Prime Minister Vladimir Spidla and his wife Viktorie wearing white Stetson hats and broad smiles - that is an image that dominates today's front pages. The couple posed for a group photo with Czech expatriates living in Texas, who all donned traditional Czech folk costumes for the occasion.
The idyllic picture clashes with a headline in MLADA FRONTA DNES reading "Spidla angered by Klaus' veto". The paper writes that the president's veto of a VAT-hike bill has put the prime minister in a difficult situation. If the bill does not make it through the lower house of parliament, the matter could eventually lead to the collapse of the coalition cabinet, MLADA FRONTA DNES says.
The paper also reports that the commercial television station TV Nova has decided to abolish their controversial Saturday programme "Call the director". The live half-hour one-man-show, tailored for former station head Vladimir Zelezny, was a thorn in the side for the government which repeatedly threatened to revoke TV Nova's licence. The programme was suspended after Mr Zelezny was sacked. According to MLADA FRONTA DNES, the station is now going to replace it with a programme named "Call Nova".
LIDOVE NOVINY reports that police in the north Moravian town of Karvina are organising self-defence courses for women. The important thing, writes LIDOVE NOVINY, is that women in Karvina will not have to pay for the lessons - the costs will be shared by the local town hall and the Interior Ministry. Police experts in the martial arts will give instruction on self-defence to women between 18 and 48 years of age. A similar course was organised in Karvina two years ago with the number of women interested well-exceeding the capacity of the course. A police spokeswoman in Karvina told LIDOVE NOVINY that attacks on women were quite frequent in the region.
LIDOVE NOVINY reports that a herd of bulls that escaped from an organic farm near the town of Havlickuv Brod last week are still at large. The owner tried to lure the adventurous males back by using a rutting heifer as a decoy. The ploy did not work, writes LIDOVE NOVINY, and the ten bulls are still roaming free, troubling the locals as nobody knows how exactly they might behave should they encounter people. If yet another female fails to charm the bulls, vets may use tranquiliser guns to immobilise them or even shoot them dead. Provided that they ever find them, of course.
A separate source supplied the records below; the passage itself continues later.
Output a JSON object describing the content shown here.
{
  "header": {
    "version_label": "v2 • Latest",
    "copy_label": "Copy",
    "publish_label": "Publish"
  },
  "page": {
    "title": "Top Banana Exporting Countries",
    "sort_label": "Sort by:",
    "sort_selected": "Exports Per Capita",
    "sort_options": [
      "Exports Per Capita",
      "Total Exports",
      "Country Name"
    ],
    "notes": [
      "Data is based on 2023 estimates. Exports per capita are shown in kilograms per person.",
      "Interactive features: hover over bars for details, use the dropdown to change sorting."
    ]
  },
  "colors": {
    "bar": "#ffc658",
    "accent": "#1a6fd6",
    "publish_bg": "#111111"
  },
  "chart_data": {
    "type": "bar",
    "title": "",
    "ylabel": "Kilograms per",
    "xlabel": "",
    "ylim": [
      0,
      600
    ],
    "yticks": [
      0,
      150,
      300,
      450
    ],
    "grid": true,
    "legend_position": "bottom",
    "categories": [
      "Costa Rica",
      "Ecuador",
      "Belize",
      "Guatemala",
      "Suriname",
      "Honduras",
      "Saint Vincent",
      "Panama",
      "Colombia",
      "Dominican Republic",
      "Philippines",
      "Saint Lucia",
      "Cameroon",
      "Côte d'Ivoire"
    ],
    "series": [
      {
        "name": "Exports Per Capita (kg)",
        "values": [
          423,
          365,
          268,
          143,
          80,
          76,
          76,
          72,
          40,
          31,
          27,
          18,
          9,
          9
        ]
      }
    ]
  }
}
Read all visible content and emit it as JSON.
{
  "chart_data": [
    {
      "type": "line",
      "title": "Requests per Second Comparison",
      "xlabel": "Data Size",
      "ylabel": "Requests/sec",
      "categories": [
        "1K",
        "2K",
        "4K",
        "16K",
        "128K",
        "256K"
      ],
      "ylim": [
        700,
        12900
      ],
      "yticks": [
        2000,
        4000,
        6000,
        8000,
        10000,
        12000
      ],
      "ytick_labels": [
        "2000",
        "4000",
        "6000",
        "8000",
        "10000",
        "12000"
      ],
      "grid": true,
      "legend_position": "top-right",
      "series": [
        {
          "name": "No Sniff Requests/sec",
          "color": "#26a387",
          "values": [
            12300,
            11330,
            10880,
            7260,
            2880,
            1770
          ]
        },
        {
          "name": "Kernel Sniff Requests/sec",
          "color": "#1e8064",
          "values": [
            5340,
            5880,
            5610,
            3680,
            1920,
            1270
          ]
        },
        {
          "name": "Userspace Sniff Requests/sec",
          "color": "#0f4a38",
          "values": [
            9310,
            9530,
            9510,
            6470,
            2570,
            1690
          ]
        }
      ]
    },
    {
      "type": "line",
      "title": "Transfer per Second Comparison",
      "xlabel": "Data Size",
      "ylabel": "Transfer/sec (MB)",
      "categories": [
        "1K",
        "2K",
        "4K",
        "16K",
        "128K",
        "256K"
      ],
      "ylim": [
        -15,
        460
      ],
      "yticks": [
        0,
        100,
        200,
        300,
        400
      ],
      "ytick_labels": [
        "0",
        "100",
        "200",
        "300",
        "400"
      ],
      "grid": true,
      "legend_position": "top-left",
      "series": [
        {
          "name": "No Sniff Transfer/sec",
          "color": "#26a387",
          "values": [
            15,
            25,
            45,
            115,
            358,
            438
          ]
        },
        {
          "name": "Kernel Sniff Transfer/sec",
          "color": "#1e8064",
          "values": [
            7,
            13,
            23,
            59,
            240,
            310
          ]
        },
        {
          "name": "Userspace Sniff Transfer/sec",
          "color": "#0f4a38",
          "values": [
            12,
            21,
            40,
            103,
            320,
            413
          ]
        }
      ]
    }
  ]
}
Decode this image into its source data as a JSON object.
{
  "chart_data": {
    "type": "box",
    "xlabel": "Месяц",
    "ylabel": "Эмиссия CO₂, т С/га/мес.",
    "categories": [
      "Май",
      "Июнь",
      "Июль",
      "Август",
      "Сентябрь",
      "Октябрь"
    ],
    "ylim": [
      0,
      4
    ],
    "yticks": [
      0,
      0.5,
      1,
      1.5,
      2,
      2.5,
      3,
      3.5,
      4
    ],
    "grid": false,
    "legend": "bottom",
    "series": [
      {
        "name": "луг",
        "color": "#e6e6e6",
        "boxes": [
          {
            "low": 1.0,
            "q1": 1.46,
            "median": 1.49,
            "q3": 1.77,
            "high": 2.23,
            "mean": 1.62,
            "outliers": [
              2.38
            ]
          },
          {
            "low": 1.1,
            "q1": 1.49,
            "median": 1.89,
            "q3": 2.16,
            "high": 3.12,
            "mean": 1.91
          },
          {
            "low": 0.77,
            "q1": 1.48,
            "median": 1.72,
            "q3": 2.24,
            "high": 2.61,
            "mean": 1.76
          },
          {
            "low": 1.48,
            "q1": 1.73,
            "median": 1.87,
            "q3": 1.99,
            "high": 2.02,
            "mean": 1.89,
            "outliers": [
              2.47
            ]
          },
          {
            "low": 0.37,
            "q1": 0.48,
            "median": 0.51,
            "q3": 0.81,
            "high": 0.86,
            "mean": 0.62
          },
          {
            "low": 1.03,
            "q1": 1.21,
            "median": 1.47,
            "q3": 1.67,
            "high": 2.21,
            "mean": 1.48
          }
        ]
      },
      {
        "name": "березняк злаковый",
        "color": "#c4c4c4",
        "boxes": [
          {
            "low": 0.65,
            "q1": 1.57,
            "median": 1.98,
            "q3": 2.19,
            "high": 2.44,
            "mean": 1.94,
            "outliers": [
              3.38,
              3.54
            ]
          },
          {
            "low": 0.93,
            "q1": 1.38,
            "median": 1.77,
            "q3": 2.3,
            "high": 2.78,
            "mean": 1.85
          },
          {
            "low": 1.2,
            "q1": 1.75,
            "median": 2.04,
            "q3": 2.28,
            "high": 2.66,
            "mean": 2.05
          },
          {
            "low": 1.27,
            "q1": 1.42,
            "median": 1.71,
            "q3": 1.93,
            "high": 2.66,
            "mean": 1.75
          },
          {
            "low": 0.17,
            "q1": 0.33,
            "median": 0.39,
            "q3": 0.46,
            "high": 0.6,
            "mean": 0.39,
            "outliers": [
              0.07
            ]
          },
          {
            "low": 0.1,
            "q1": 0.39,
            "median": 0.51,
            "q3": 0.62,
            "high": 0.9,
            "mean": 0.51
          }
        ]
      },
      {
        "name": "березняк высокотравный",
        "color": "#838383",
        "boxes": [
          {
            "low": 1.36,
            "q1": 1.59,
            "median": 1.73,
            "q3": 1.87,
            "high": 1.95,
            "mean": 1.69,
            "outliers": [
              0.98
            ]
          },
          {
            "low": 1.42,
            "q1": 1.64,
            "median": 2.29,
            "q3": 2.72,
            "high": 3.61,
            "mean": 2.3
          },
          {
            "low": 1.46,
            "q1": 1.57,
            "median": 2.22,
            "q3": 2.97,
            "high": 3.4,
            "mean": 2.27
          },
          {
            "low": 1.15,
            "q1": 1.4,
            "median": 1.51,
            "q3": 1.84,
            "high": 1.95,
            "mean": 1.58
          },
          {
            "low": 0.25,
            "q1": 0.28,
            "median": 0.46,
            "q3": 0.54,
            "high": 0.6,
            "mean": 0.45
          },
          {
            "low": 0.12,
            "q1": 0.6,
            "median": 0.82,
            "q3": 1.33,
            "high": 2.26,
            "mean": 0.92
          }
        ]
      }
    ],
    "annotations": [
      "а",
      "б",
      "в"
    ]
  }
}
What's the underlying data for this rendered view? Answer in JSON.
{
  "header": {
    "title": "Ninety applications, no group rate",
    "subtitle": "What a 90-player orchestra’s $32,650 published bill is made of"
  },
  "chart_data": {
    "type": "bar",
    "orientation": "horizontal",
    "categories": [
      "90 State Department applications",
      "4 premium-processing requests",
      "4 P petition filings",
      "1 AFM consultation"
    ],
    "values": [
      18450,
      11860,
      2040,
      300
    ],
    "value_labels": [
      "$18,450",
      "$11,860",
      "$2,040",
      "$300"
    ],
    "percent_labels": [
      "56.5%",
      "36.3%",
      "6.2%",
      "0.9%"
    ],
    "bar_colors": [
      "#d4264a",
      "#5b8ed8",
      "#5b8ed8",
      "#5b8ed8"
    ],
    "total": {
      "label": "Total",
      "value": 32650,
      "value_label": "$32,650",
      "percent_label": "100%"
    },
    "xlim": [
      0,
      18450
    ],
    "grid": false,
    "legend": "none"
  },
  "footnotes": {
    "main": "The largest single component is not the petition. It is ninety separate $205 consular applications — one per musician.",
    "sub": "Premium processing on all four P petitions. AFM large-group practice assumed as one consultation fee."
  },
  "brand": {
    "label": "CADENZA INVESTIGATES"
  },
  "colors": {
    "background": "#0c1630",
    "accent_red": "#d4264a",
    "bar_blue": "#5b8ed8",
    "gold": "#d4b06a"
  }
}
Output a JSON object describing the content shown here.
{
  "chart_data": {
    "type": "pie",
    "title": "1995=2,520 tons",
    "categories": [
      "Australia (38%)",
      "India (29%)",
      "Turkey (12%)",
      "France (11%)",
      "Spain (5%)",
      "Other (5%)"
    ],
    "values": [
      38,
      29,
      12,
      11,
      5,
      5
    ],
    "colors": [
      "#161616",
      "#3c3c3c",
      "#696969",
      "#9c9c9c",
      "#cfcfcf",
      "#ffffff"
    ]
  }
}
PRAVO writes about a unique beauty contest held in Prague's Congress Centre on Saturday. The Miss Deaf World contest, initiated by the Czech association of the hearing-impaired, took place for the third time, and for the second time in a row in Prague. This year's winner is 21-year old Galina Broyko from Ukraine. Nineteen stunning young women from around the world represented their countries at the beauty pageant whose aim is closer integration of hearing impaired people into society. The winner, Galina Broyko from Ukraine, told PRAVO that although she could not hear the applause she received, she could feel its vibrations in her chest.
HOSPODARSKE NOVINY carries a story about the Czech 500-crown banknote which is celebrating its tenth birthday these days. The paper writes that instead of the Czech 19-century writer Bozena Nemcova, the note was originally meant to bear the portrait of the 19-century Slovak linguist, poet and politician Ludovit Stur. However, the split of Czechoslovakia and the consequent monetary separation changed everything, and because of time pressure, the first series of the new Czech banknotes, designed by artist Oldrich Kulhanek, were printed in England.